It is an issue that affects millions of American motorists: Can border patrol agents detain you simply because they believe you are being difficult? Last year, a federal court concluded that it was “reasonable” for border patrol agents performing citizenship checks to detain Richard Rynearson at an immigration checkpoint for 23 minutes after he offered the agents both his military and personal passports, without any suspicion of criminal activity. In rejecting Rynearson’s Fourth Amendment claims, the court brushed aside compelling evidence—captured on video—that the agents deliberately prolonged Rynearson’s detention because he dared to question the propriety of some of their questions and instructions.
Now, Rynearson is petitioning the Supreme Court to vindicate his right to be free from unreasonable searches and seizures. The Court should grant Rynearson’s petition and make plain that the Fourth Amendment’s protections do not evaporate when Americans get within 100 miles of the border and fail to genuflect before the officials whom they encounter there.
Here’s the full story. In March of 2010, Rynearson, a major in the US Air Force, was stopped by border patrol agents at a fixed interior immigration checkpoint (67 miles from the border) in Uvalde County, Texas. When asked whether he owned his vehicle, Rynearson answered that he did. He was then told to move to a secondary inspection area. He repeatedly asked, but was not told, why he was being detained. When requested, he held his driver’s license and military identification up to the driver’s side window where they could be read from outside the vehicle.
The agents waited until approximately eleven minutes into the detention to inform Rynearson that his military ID and driver’s license “don’t mean anything,” in terms of establishing his citizenship to their satisfaction. Rynearson immediately offered to show the agents his official and personal U.S. passports, but the agents ignored the offer. An agent later took the passports, but Rynearson was nonetheless made to wait while officials placed phone calls to Rynearson’s assigned military base. Not until 23 minutes after he initially offered his passports to the agents was he told that he was free to go.

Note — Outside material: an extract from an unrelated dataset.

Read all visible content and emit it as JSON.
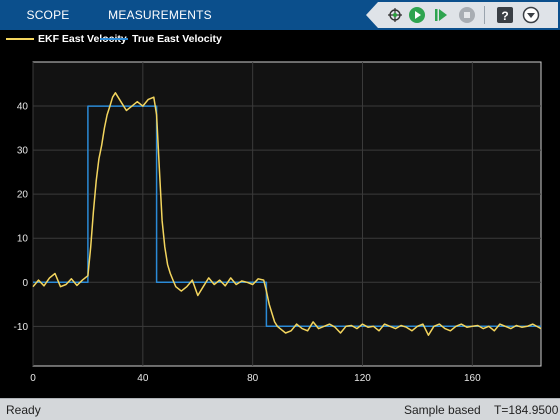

As a general rule, the Fourth Amendment prohibits searches and seizures absent individualized suspicion of wrongdoing. When the Supreme Court carved out an exception to this rule for “routine and limited inquiry into residence status” at immigration checkpoints, the Court emphasized that routine checkpoint stops involve “a brief question or two and possibly the production of a document evidencing a right to be in the Unites States.” Last term, the Supreme Court held in Rodriguez v. U.S. that motorists pulled over for routine traffic stops cannot, be detained longer than the “time reasonably required to complete (the stop's) mission” absent reasonable suspicion of criminal activity. Consistency demands that all detentions short of arrest be similarly limited.

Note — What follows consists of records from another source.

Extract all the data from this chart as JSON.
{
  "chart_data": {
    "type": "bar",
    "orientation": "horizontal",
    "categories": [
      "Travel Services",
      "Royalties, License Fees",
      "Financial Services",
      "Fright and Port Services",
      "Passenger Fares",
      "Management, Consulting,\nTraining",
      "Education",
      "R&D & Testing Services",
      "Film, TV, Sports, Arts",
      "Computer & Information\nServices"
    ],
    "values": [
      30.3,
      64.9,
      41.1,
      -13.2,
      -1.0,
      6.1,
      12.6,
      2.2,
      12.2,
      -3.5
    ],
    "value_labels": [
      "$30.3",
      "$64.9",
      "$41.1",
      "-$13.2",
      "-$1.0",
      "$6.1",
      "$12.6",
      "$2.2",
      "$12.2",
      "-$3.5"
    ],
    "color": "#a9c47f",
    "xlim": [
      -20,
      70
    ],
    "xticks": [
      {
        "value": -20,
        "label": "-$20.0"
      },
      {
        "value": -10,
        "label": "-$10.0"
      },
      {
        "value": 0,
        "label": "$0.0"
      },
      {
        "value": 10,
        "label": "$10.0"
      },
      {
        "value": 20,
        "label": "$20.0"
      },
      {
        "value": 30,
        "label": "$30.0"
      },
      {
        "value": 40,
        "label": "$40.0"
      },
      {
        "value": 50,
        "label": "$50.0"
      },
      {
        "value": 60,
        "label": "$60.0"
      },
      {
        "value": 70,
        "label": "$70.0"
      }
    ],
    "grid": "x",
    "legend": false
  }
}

But when Rynearson sued the agents for violating his Fourth Amendment rights by extending his detention for no good reason, the Fifth Circuit Court of Appeals rejected his claim. The Fifth Circuit determined that the agents had “at worst, made reasonable but mistaken judgments” in “respond[ing] to [Rynearson’s] unorthodox tactics.”
This was a glaring abdication of judicial responsibility. As Judge Jennifer Elrod made plain in a fact-sensitive dissenting opinion, it is perfectly clear from the totality of the circumstances that Rynearson was detained in retaliation for asserting his Fourth Amendment rights. Rynearson’s detention time lasted 23 minutes after he had produced all required documents—despite the fact that records checks generally take only a few minutes.
The Fifth Circuit’s decision rests on the unstated premise that motorists ought to respond with immediate, unquestioning obedience to law enforcement, and that if they do not, any delay is their fault. But government officials may not interfere with someone’s constitutionally protected liberty simply because they deem that person to be a bother. Ensuring that officials’ respect for citizens’ rights does not become “unorthodox” requires judicial engagement—impartial, evidence-based judicial efforts to determine whether government officials are truly pursuing constitutionally proper ends. Rynearson, who has honored his oath to support and defend the Constitution through his military service, deserves to see our fundamental law enforced by our nation’s highest court.